I recently opened an issue on github before seeing that questions/discussions have been moved here, so I am reposting it here.

I am having issues with rllib workers using GPU workers for inference when I do not want them to, as this unwanted usage is causing GPU memory errors. In order to debug this issue I have tried setting gpus to 0, which does indeed solve the problem. With any other settings however, the workers seem to consume as many GPU resources as they want regardless of the config parameters. The issue is described farther below:

In both IMPALA and PPO setting using the pytorch framework

“num_gpus”: 0,
“num_gpus_per_worker”: 0,

stops ray from using utilizing the GPU at all (as expected) but setting

“num_gpus”: 0.01,
“num_gpus_per_worker”: 0,

Or any other fractional setting utilizes the entire GPU (expected it to use a very tiny portion of the GPU). I have tried using a custom pytorch model and explicitly putting it onto the CPU but some part of ray seems to put it back on the GPU anyway, completely ignoring any fractional restrictions.
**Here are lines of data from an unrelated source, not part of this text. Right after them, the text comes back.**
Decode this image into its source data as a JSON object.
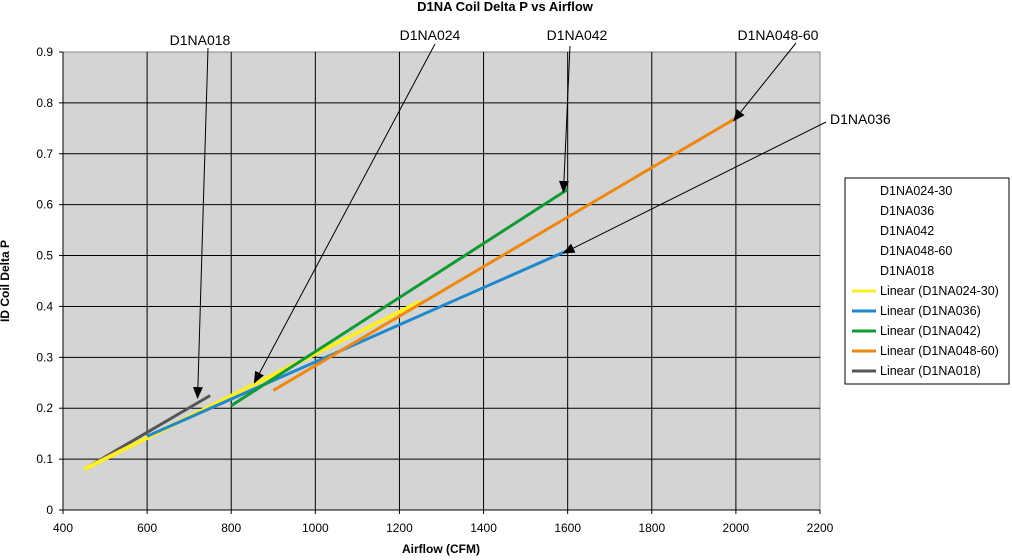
{
  "chart_data": {
    "type": "line",
    "title": "D1NA Coil Delta P vs Airflow",
    "xlabel": "Airflow (CFM)",
    "ylabel": "ID Coil Delta P",
    "xlim": [
      400,
      2200
    ],
    "ylim": [
      0,
      0.9
    ],
    "x_ticks": [
      "400",
      "600",
      "800",
      "1000",
      "1200",
      "1400",
      "1600",
      "1800",
      "2000",
      "2200"
    ],
    "y_ticks": [
      "0",
      "0.1",
      "0.2",
      "0.3",
      "0.4",
      "0.5",
      "0.6",
      "0.7",
      "0.8",
      "0.9"
    ],
    "grid": true,
    "plot_background": "#d4d4d4",
    "legend_position": "right",
    "series": [
      {
        "name": "Linear (D1NA024-30)",
        "color": "#ffee22",
        "x": [
          450,
          1250
        ],
        "y": [
          0.08,
          0.41
        ]
      },
      {
        "name": "Linear (D1NA036)",
        "color": "#2288cc",
        "x": [
          600,
          1600
        ],
        "y": [
          0.145,
          0.51
        ]
      },
      {
        "name": "Linear (D1NA042)",
        "color": "#119933",
        "x": [
          800,
          1600
        ],
        "y": [
          0.205,
          0.63
        ]
      },
      {
        "name": "Linear (D1NA048-60)",
        "color": "#ee8811",
        "x": [
          900,
          2000
        ],
        "y": [
          0.235,
          0.77
        ]
      },
      {
        "name": "Linear (D1NA018)",
        "color": "#555555",
        "x": [
          460,
          750
        ],
        "y": [
          0.085,
          0.225
        ]
      }
    ],
    "legend_entries": [
      {
        "label": "D1NA024-30",
        "kind": "marker"
      },
      {
        "label": "D1NA036",
        "kind": "marker"
      },
      {
        "label": "D1NA042",
        "kind": "marker"
      },
      {
        "label": "D1NA048-60",
        "kind": "marker"
      },
      {
        "label": "D1NA018",
        "kind": "marker"
      },
      {
        "label": "Linear (D1NA024-30)",
        "kind": "line",
        "color": "#ffee22"
      },
      {
        "label": "Linear (D1NA036)",
        "kind": "line",
        "color": "#2288cc"
      },
      {
        "label": "Linear (D1NA042)",
        "kind": "line",
        "color": "#119933"
      },
      {
        "label": "Linear (D1NA048-60)",
        "kind": "line",
        "color": "#ee8811"
      },
      {
        "label": "Linear (D1NA018)",
        "kind": "line",
        "color": "#555555"
      }
    ],
    "annotations": [
      {
        "text": "D1NA018",
        "point": [
          720,
          0.22
        ]
      },
      {
        "text": "D1NA024",
        "point": [
          855,
          0.25
        ]
      },
      {
        "text": "D1NA042",
        "point": [
          1590,
          0.625
        ]
      },
      {
        "text": "D1NA048-60",
        "point": [
          1995,
          0.765
        ]
      },
      {
        "text": "D1NA036",
        "point": [
          1590,
          0.505
        ]
      }
    ]
  }
}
In this case it seems like the workers are ignoring the “num_gpus_per_worker” setting when num_gpus > 0. The full config is below:

config[‘IMPALA’] = {
“env”: ‘dmlab’,
“num_workers”: 7,
“num_gpus”: 0,
“num_gpus_per_worker”: 0,
“num_data_loader_buffers”: 1,
“lr”: 0.0002,
“entropy_coeff”: 0.00025,

"rollout_fragment_length": 100,
"replay_proportion": 1.0, 
"replay_buffer_num_slots": 1500, 

"model": {
    "custom_model": conv_lstm_model,
    "custom_model_config": {
        "device": "cpu",
        "cnn_shape": resolution,
    },
    "max_seq_len": 100,
},
"framework": "torch",

}

Yeah, I don’t think fractional GPUs are supported by RLlib (I never tried it myself, though).
Are you using tune.run or directly RLlib’s Trainer.train()?

When creating RolloutWorkers as @ray.remotes, it takes an int as the num_gpus arg.

Also, our policies copy their models to the GPU, depending on whether one is detectable when the Policy is created, so e.g. if you run w/o tune, RLlib will place your model on the GPU, even if you specify num_gpus(_per_worker)=0 (because torch detects that it’s there).

I agree, this is behavior is far from optimal or intuitive. I’ll create a git milestone and put this on our Tech Debt list for 2021 (~Q2). In the meantime, you could look at the TorchPolicy class (in the c’tor, there is an if block, which makes that decision) and maybe find a way to hard-code something more useful for you.

Thanks for the reply - I am indeed using tune.run. I will definitely look into using the TorchPolicy class to hard-code a temporary solution.